PIMENTEL CALLS FOR STRICTER GUN CONTROL

Senate Minority Leader Aquilino Q. Pimentel, Jr. (PDP-Laban) today reiterated the urgency of stricter gun control as one of the measures to curb criminality.

Pimentel prodded Congress to approve immediately the imposition of stiffer penalties for violators of the gun ban in the wake of the murder of eight bank employees and a customer in the robbery of the Rizal Commercial Banking Corp. in Cabuyao Laguna and the massacre of eight persons by a farm caretaker in Calamba City.

He rejected a move by some lawmakers for the revival of the death penalty for heinous crimes.

"The death penalty has never been a deterrent to crime. Criminals are not deterred by the severity of punishment. They are deterred by the efficiency of law enforcement and certainty of punishment by the courts," said Pimentel who was a principal author of the law that repealed the death penalty and the imposition of life imprisonment as the maximum punishment.

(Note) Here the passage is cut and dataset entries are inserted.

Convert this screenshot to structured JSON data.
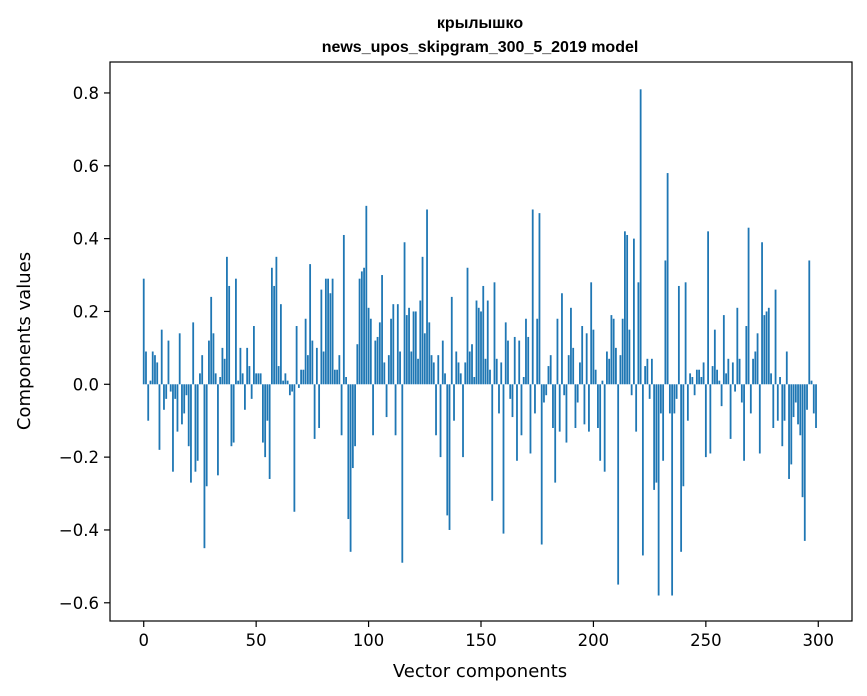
{
  "chart_data": {
    "type": "bar",
    "title": "крылышко",
    "subtitle": "news_upos_skipgram_300_5_2019 model",
    "xlabel": "Vector components",
    "ylabel": "Components values",
    "xlim": [
      -15,
      315
    ],
    "ylim": [
      -0.65,
      0.885
    ],
    "xticks": [
      0,
      50,
      100,
      150,
      200,
      250,
      300
    ],
    "xtick_labels": [
      "0",
      "50",
      "100",
      "150",
      "200",
      "250",
      "300"
    ],
    "yticks": [
      -0.6,
      -0.4,
      -0.2,
      0.0,
      0.2,
      0.4,
      0.6,
      0.8
    ],
    "ytick_labels": [
      "−0.6",
      "−0.4",
      "−0.2",
      "0.0",
      "0.2",
      "0.4",
      "0.6",
      "0.8"
    ],
    "grid": false,
    "color": "#1f77b4",
    "values": [
      0.29,
      0.09,
      -0.1,
      0.01,
      0.09,
      0.08,
      0.06,
      -0.18,
      0.15,
      -0.07,
      -0.04,
      0.12,
      -0.02,
      -0.24,
      -0.04,
      -0.13,
      0.14,
      -0.11,
      -0.08,
      -0.03,
      -0.17,
      -0.27,
      0.17,
      -0.24,
      -0.21,
      0.03,
      0.08,
      -0.45,
      -0.28,
      0.12,
      0.24,
      0.14,
      0.03,
      -0.25,
      0.02,
      0.1,
      0.07,
      0.35,
      0.27,
      -0.17,
      -0.16,
      0.29,
      0.01,
      0.1,
      0.03,
      -0.07,
      0.1,
      0.05,
      -0.04,
      0.16,
      0.03,
      0.03,
      0.03,
      -0.16,
      -0.2,
      -0.1,
      -0.26,
      0.32,
      0.27,
      0.35,
      0.05,
      0.22,
      0.01,
      0.03,
      0.01,
      -0.03,
      -0.02,
      -0.35,
      0.16,
      -0.01,
      0.04,
      0.04,
      0.18,
      0.08,
      0.33,
      0.12,
      -0.15,
      0.1,
      -0.12,
      0.26,
      0.09,
      0.29,
      0.29,
      0.25,
      0.29,
      0.04,
      0.04,
      0.08,
      -0.14,
      0.41,
      0.02,
      -0.37,
      -0.46,
      -0.23,
      -0.17,
      0.11,
      0.29,
      0.31,
      0.32,
      0.49,
      0.21,
      0.18,
      -0.14,
      0.12,
      0.13,
      0.17,
      0.3,
      0.06,
      -0.09,
      0.08,
      0.18,
      0.22,
      -0.14,
      0.22,
      0.09,
      -0.49,
      0.39,
      0.19,
      0.21,
      0.09,
      0.2,
      0.2,
      0.07,
      0.23,
      0.35,
      0.14,
      0.48,
      0.17,
      0.08,
      0.06,
      -0.14,
      0.08,
      -0.2,
      0.12,
      0.03,
      -0.36,
      -0.4,
      0.24,
      -0.1,
      0.09,
      0.06,
      0.03,
      -0.2,
      0.06,
      0.32,
      0.09,
      0.11,
      0.02,
      0.23,
      0.21,
      0.2,
      0.27,
      0.07,
      0.23,
      0.04,
      -0.32,
      0.28,
      0.07,
      -0.08,
      0.06,
      -0.41,
      0.17,
      0.12,
      -0.04,
      -0.09,
      0.13,
      -0.21,
      0.12,
      -0.14,
      0.02,
      0.18,
      0.13,
      -0.19,
      0.48,
      -0.08,
      0.18,
      0.47,
      -0.44,
      -0.05,
      -0.03,
      0.05,
      0.08,
      -0.12,
      -0.27,
      0.18,
      -0.13,
      0.25,
      -0.03,
      -0.16,
      0.08,
      0.21,
      0.1,
      -0.12,
      -0.05,
      0.06,
      0.16,
      -0.11,
      0.14,
      -0.13,
      0.28,
      0.15,
      0.04,
      -0.12,
      -0.21,
      0.01,
      -0.24,
      0.09,
      0.07,
      0.19,
      0.18,
      0.1,
      -0.55,
      0.08,
      0.18,
      0.42,
      0.41,
      0.15,
      -0.03,
      0.4,
      -0.13,
      0.28,
      0.81,
      -0.47,
      0.05,
      0.07,
      -0.04,
      0.07,
      -0.29,
      -0.27,
      -0.58,
      -0.08,
      -0.21,
      0.34,
      0.58,
      -0.08,
      -0.58,
      -0.08,
      -0.04,
      0.27,
      -0.46,
      -0.28,
      0.28,
      -0.1,
      0.03,
      0.02,
      -0.03,
      0.04,
      0.04,
      0.02,
      0.06,
      -0.2,
      0.42,
      -0.19,
      0.05,
      0.15,
      0.04,
      0.01,
      -0.06,
      0.19,
      0.03,
      0.07,
      -0.15,
      0.06,
      -0.02,
      0.21,
      0.07,
      -0.05,
      -0.21,
      0.16,
      0.43,
      -0.08,
      0.07,
      0.09,
      0.14,
      -0.19,
      0.39,
      0.19,
      0.2,
      0.21,
      0.03,
      -0.12,
      0.26,
      -0.1,
      0.02,
      -0.17,
      -0.1,
      0.09,
      -0.26,
      -0.22,
      -0.09,
      -0.05,
      -0.11,
      -0.14,
      -0.31,
      -0.43,
      -0.07,
      0.34,
      0.01,
      -0.08,
      -0.12
    ]
  }
}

Pimentel asked the Senate leadership to prioritize Senate Bill 278, he filed since the 13th Congress, which regulates the carrying of firearms outside residences, or military-police camps. The bill penalizes violators with imprisonment for six to 10 years and/or a fine of P20,000 to P100,000.

Without a valid permit to carry firearms, the bill prohibits any person from carrying the same even if licensed anywhere outside of his residence, military/police camp or station and sports facility.

The bill provides that the carrying of firearms shall be authorized only for those directly and primarily engaged in military, police and law enforcement functions, and for those specifically authorized under this legislation.

"While the proposal does not intend to prohibit the ownership and possession of licensed firearms by the general public, it limits the circumstances under which a private individual may take his or her firearm outside his residence," Pimentel explained.

The bill takes cognizance of the fact that the firearms held or owned by civilians is for the defense or self-preservation purposes. However, it also stresses that the defense of the life, liberty and property of the public is principally for the State to provide.

It provides that any police or military officer who holds a firearm shall carry his gun only when he is in full uniform of his position or rank in the military, police or law enforcement agency; or he is in actual performance of official duty and assignment directly related to his job.

In filing the bill, Pimentel said gun-slaying has arisen out of the slightest perceived provocation, traffic altercation, parking space scuffle, gambling dispute or even a conversation gone sour.

"None of these would have led to fatal consequences if none of the parties involved in the dispute or incident carried or possessed a firearm during the precise moment of unrestrained anger or passion," he said.

In the case of the massacre in Hornalan Village, Calamba City Sunday, the suspected triggerman, Adan Fiesta, took out his M-16 (armalite) rifle from the farmhouse and fired upon the victims at their homes out of anger for being the butt of jokes of one of the victims during a drinking spree.